During the 1950’s and 1960’s the ‘space race’ and similar efforts to be technologically first internationally, caused engineering programs to center on creating graduates who were targeted at making new discoveries for the benefit of mankind and the progress of technology. As a consequence, the engineering programs became more and more conceptually (theoretically) based, or a shift toward engineering science. That is, they relied primarily on a mathematical basis to teach and to learn. After all, if the graduate is expecting to discover that which does not exist, he or she cannot very well work with it as a part of their education. The conceptual basis as the learning methodology continues today.

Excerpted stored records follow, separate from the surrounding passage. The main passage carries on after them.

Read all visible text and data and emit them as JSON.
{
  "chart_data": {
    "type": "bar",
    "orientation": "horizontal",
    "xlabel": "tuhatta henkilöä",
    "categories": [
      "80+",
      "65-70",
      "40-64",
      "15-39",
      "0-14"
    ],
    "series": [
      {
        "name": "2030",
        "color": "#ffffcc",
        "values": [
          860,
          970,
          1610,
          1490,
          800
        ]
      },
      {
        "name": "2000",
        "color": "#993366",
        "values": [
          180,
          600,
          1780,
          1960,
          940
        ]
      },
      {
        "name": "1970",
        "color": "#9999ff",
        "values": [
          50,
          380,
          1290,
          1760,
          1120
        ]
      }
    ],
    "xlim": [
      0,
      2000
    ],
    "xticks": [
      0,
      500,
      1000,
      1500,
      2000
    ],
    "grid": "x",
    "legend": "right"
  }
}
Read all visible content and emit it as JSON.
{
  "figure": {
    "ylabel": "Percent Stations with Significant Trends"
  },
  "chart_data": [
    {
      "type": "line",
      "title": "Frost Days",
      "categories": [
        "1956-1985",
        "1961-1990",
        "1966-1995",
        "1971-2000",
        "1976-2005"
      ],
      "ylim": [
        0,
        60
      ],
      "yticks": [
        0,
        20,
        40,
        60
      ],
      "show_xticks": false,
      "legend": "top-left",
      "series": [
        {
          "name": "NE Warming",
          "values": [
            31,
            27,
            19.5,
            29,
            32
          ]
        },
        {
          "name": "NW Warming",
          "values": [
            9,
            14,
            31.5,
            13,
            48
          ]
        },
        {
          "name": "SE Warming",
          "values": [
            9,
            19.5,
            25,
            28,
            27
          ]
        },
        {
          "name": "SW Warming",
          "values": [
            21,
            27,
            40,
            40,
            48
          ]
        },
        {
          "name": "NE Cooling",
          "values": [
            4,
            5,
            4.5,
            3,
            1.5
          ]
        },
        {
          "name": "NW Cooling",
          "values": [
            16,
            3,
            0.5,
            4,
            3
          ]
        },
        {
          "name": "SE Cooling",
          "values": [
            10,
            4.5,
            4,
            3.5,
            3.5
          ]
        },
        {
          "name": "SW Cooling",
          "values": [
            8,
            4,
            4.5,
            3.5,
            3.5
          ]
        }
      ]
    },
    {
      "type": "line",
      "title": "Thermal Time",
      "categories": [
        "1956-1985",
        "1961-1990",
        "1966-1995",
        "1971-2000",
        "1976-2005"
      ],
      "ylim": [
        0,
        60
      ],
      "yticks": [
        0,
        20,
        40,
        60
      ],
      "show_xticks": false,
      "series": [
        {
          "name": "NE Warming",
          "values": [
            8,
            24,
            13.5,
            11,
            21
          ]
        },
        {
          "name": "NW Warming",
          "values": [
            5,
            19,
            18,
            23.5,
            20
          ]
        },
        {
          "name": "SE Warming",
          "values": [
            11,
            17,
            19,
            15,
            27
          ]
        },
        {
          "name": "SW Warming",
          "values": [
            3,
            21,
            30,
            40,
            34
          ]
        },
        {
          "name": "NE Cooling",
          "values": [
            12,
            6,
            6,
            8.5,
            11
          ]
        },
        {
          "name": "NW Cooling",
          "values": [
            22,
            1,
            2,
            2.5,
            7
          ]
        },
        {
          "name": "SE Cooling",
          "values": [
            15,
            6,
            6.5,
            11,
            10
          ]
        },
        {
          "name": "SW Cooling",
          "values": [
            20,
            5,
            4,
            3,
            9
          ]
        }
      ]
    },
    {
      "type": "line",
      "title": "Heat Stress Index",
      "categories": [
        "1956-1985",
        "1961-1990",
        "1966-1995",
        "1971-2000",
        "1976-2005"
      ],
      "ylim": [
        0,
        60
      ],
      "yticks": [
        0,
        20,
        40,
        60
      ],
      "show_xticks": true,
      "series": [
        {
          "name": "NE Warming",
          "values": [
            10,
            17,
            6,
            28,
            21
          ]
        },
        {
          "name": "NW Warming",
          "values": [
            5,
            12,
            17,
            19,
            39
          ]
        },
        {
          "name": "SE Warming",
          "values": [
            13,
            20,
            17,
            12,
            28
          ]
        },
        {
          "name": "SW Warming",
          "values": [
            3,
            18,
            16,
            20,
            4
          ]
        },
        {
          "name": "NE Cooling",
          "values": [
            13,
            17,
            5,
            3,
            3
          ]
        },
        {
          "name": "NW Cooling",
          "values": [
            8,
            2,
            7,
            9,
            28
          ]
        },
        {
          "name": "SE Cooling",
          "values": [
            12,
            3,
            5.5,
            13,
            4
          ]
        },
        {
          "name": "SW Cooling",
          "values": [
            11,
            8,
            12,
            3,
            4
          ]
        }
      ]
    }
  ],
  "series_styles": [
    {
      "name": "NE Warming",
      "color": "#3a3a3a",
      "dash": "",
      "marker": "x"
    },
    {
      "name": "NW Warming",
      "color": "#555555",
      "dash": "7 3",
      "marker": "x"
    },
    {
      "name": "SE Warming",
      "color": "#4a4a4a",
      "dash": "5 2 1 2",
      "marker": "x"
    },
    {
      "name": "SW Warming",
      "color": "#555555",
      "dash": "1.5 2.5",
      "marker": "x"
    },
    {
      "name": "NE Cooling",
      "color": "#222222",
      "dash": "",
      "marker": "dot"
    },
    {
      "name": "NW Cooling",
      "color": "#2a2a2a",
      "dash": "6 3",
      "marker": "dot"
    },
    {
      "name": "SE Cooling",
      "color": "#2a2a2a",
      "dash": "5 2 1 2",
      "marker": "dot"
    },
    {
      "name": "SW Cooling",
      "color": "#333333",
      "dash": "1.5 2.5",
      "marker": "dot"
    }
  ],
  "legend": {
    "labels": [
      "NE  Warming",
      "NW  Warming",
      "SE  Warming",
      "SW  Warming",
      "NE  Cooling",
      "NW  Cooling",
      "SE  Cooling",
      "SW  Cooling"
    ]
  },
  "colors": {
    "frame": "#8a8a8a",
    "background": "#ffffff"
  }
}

Only a portion of the engineering positions need conceptually based engineers. As industry continues to progress, more and more engineers are needed with hands-on abilities to create electronic products and industrial control systems based on electronic systems. This type of engineer is often referred to as an “engineer practitioner.”
The College of Technology (CoT) was established in 1964 to fulfill this need by providing engineering practitioners. One of the founding precepts of the CoT is that students learn to put concepts into practice. And so the College of Technology and the EET program were born.
Students in the EET program learn engineering principles on an experiential basis. The courses are lecture/laboratory based with each course including a laboratory component. The application-based, hands-on approach in the laboratory component is what separates the Purdue EET program from a Purdue engineering program.
The learning scenario in EET is as follows:
1. Students attend class lectures that are applications oriented. That is the students learn the engineering principles from the perspective of studying the applications of the principles.
2. Students then attend a laboratory in which they apply the principles to electronic circuits through both simulation studies (as in the work place setting) and through hands-on experience with the electronic devices and systems.
3. As their education progresses, students synthesize the knowledge and principles into working electronic systems that are very similar to those they will create during their careers.
The overall result of this approach is that the graduates are uniquely positioned to be beneficial to a wide range of employers. And, best of all, they are ready to be productive when they ‘walk in the door’.
In summary, EET graduates learn in an applications-based, hands-on approach that allows them to build the knowledge and skills that are needed by employers and, hence, are in high demand upon graduation.